Banks have a balancing act today. Many banks, particularly those that are subsidiaries or corporate cousins of credit card companies, want to carry more cash on hand to meet newer federal regulations and to have something positive to show on their quarterly financial reports. The real business of a bank is to lend money, though, and when banks can borrow from the Federal Reserve at an extremely low cost, there's no incentive to seek deposits from customers other than expanding customer base.
Capital One, the fifth largest credit card issuer in the world, purchased ING Direct to strengthen the acquirer's balance sheet. It was a match made in plastic heaven; ING Direct's parent company was forced to divest its American branches in exchange for a European bailout. Since the acquisition, customers haven't seen much difference yet, but ING Direct employees have more to say on the quality of the transition. Layoffs loom throughout the former ING Direct throughout the United States. This isn't just conjecture. 235 employees are affected in Los Angeles alone.

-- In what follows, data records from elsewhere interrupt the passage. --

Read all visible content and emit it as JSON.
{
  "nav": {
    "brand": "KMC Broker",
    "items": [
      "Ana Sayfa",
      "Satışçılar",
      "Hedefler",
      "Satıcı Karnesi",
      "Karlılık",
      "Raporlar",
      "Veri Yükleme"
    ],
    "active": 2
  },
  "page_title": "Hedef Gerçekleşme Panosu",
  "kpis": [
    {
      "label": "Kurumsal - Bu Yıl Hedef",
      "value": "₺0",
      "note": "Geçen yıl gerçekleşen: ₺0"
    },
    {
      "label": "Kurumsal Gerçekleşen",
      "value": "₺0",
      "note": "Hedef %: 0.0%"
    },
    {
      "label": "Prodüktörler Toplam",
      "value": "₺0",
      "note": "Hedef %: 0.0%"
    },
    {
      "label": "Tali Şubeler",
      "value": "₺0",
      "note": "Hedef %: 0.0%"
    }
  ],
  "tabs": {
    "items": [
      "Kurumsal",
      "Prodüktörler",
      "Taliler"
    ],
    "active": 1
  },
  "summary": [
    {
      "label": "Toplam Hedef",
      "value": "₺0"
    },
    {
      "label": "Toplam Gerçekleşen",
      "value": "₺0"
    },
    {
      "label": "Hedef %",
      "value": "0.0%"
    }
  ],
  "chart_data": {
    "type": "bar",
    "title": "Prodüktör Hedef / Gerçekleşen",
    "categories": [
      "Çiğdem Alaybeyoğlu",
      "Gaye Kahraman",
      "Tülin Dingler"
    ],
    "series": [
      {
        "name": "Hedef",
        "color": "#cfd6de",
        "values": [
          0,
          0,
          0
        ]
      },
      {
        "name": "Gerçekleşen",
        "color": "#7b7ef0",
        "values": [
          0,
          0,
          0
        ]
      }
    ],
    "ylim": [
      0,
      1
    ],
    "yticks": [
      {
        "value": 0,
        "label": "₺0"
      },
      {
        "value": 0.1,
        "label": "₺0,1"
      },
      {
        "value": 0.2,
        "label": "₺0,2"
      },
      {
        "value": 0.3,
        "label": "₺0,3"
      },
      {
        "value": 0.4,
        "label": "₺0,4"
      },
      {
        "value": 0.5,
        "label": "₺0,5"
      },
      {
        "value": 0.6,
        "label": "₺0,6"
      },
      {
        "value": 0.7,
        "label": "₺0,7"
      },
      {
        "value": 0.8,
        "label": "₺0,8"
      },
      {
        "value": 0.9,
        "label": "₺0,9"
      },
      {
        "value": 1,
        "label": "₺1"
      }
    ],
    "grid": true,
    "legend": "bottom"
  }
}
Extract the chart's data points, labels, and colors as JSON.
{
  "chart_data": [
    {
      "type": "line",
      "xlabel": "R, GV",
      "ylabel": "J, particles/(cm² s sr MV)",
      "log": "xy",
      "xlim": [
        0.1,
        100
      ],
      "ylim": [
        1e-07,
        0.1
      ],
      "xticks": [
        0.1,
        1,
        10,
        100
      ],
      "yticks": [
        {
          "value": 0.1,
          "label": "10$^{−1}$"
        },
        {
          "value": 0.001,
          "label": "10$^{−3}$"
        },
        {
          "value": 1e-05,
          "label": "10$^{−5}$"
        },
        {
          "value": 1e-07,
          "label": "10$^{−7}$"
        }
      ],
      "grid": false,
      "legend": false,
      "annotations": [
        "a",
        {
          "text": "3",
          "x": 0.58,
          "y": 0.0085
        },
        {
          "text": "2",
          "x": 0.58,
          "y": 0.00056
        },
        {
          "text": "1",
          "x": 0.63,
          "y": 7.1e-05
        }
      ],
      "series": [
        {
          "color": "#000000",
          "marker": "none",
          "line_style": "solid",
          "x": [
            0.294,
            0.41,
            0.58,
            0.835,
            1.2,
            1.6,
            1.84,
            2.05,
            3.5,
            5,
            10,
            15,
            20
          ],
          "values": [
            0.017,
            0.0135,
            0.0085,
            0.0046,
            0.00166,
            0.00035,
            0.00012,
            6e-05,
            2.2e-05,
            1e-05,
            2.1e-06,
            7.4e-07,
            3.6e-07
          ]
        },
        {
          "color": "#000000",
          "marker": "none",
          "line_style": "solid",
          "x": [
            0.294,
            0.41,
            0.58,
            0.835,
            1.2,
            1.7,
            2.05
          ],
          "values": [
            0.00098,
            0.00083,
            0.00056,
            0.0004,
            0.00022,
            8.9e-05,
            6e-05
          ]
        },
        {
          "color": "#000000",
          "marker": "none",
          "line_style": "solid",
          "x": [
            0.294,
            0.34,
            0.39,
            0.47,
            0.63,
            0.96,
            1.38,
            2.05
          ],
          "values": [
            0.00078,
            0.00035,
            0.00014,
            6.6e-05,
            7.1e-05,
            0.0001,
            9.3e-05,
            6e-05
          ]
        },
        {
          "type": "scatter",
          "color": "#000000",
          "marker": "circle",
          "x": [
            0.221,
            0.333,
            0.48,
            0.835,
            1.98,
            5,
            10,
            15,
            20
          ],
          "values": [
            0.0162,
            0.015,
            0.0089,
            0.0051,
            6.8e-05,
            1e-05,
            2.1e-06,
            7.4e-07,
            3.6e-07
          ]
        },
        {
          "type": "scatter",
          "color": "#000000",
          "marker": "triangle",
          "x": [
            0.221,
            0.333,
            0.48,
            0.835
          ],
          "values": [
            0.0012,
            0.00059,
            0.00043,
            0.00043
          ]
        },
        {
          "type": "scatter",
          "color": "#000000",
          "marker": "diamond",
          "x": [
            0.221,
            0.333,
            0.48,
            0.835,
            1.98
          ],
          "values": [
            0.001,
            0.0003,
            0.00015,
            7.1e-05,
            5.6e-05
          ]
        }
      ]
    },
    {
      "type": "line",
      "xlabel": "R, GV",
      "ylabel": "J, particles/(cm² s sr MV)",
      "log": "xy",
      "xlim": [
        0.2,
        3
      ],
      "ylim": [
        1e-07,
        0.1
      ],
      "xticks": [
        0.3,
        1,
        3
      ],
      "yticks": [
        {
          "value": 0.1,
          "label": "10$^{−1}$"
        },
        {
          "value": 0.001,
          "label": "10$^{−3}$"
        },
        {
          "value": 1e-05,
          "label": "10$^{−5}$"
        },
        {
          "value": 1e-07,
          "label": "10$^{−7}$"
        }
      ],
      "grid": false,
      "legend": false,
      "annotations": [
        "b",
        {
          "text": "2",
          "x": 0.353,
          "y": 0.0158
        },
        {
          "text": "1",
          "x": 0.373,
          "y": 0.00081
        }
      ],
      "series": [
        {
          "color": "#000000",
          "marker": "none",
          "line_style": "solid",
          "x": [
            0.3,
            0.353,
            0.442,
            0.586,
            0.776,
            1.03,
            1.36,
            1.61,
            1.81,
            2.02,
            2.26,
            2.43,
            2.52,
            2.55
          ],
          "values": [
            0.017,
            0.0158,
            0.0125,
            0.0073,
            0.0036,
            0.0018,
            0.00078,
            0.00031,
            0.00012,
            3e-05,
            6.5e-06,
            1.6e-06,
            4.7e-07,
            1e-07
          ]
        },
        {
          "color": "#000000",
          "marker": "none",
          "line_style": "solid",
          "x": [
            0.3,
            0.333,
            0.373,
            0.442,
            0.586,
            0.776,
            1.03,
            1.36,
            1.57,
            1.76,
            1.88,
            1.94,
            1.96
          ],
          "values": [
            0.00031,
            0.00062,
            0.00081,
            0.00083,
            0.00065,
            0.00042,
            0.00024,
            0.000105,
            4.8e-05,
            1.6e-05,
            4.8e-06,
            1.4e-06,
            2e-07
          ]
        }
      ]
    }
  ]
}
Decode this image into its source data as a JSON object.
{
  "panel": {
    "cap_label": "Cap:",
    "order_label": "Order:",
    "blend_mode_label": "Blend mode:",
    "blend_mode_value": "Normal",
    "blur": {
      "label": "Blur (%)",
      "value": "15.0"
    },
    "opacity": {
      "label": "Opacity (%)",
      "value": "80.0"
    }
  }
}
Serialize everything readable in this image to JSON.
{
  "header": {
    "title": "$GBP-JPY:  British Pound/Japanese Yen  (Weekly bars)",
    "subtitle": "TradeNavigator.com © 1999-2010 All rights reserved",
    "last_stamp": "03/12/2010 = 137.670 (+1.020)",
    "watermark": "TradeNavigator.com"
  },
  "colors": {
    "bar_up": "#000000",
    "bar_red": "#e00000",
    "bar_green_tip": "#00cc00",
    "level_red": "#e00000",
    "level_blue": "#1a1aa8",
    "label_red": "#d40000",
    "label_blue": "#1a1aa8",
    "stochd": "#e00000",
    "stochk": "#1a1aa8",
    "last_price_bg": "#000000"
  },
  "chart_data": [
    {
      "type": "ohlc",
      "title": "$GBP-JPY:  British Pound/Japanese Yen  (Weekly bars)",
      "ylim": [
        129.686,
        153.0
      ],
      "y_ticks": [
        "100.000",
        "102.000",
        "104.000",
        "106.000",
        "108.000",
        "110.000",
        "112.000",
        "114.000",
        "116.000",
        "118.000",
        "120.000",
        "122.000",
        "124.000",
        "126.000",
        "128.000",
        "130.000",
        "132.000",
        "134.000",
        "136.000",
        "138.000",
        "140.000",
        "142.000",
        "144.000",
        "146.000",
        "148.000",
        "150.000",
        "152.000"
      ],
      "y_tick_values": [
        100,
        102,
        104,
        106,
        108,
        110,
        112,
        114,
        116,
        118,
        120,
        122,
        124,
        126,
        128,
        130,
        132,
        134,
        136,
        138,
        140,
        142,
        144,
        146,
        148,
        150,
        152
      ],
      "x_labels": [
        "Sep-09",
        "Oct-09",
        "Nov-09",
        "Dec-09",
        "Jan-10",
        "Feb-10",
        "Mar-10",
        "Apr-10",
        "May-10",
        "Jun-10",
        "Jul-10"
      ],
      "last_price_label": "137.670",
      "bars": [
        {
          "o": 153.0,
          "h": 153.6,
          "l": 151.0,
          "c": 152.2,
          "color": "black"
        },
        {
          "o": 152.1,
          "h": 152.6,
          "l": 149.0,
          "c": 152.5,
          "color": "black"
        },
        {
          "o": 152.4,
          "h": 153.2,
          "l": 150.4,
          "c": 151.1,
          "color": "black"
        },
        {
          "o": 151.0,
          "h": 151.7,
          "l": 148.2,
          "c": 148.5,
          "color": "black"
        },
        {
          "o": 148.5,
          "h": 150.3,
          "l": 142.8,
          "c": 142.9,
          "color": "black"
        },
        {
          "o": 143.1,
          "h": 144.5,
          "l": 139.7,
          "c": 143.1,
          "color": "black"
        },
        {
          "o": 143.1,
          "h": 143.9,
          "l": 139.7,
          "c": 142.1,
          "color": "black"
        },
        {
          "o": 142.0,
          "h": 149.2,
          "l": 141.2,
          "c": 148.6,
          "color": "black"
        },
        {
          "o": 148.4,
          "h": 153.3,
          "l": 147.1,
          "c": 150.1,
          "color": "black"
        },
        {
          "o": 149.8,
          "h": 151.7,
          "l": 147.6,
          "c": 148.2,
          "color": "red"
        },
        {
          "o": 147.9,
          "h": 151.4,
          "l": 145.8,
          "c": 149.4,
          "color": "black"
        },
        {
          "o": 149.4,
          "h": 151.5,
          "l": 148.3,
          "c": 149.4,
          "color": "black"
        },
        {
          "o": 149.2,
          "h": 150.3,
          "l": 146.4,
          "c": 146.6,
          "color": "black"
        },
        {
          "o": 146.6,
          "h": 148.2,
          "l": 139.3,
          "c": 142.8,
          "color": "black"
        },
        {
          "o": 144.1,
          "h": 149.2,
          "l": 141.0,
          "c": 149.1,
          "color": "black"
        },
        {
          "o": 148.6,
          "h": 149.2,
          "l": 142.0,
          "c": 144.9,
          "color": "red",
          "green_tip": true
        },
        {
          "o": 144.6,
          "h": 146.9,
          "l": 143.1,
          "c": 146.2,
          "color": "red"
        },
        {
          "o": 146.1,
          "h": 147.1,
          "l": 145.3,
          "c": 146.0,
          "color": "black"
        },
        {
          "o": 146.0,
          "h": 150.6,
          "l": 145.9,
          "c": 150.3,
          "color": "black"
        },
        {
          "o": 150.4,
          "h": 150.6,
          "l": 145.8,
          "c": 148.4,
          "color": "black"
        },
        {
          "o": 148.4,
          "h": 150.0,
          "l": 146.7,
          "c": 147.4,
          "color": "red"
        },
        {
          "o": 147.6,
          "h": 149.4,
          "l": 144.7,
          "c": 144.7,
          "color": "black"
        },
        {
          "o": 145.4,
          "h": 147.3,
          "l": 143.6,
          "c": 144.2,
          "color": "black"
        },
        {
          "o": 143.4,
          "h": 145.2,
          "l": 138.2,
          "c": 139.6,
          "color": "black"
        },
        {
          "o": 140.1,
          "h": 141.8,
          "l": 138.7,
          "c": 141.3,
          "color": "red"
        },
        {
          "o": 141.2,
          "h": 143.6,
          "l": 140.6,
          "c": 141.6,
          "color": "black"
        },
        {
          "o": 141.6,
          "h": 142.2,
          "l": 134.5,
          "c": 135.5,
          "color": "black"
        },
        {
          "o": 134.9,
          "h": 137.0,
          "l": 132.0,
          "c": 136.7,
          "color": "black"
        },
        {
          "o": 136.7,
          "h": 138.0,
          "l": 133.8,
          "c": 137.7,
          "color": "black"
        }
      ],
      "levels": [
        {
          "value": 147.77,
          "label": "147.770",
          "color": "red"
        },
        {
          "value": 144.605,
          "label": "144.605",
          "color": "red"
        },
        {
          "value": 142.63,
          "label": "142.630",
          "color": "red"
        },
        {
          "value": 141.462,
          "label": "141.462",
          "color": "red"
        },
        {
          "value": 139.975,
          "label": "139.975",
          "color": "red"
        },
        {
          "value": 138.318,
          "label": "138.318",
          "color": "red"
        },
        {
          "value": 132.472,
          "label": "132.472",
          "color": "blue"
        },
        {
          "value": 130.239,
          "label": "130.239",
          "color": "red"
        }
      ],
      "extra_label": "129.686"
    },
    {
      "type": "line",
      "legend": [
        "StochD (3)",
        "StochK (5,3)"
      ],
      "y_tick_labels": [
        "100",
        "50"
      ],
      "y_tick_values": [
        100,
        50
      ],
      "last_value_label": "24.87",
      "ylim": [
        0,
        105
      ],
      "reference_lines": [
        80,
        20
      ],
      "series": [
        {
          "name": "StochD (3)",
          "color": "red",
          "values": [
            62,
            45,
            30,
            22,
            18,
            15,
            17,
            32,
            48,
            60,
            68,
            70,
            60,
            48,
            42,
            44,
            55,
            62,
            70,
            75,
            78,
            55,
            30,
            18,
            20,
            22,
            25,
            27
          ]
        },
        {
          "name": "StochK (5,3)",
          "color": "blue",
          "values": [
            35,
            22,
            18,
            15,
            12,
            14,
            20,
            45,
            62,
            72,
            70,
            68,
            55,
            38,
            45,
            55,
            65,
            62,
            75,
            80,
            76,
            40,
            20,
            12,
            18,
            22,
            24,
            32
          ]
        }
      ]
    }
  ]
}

Cosmetic changes are underway. The bank will lose its classic orange logo and color scheme (inspired by ING Direct's former headquarters on South Orange Street in Wilmington, Delaware), and the ING Direct name will cease to exist sometime next year. It still remains to be seen how customers will take to the rebranding. It's safe to say that among savers and credit card users alike, the ING Direct brand has a more positive connotation than Capital One, but keeping the ING Direct branding did not seem to be an option.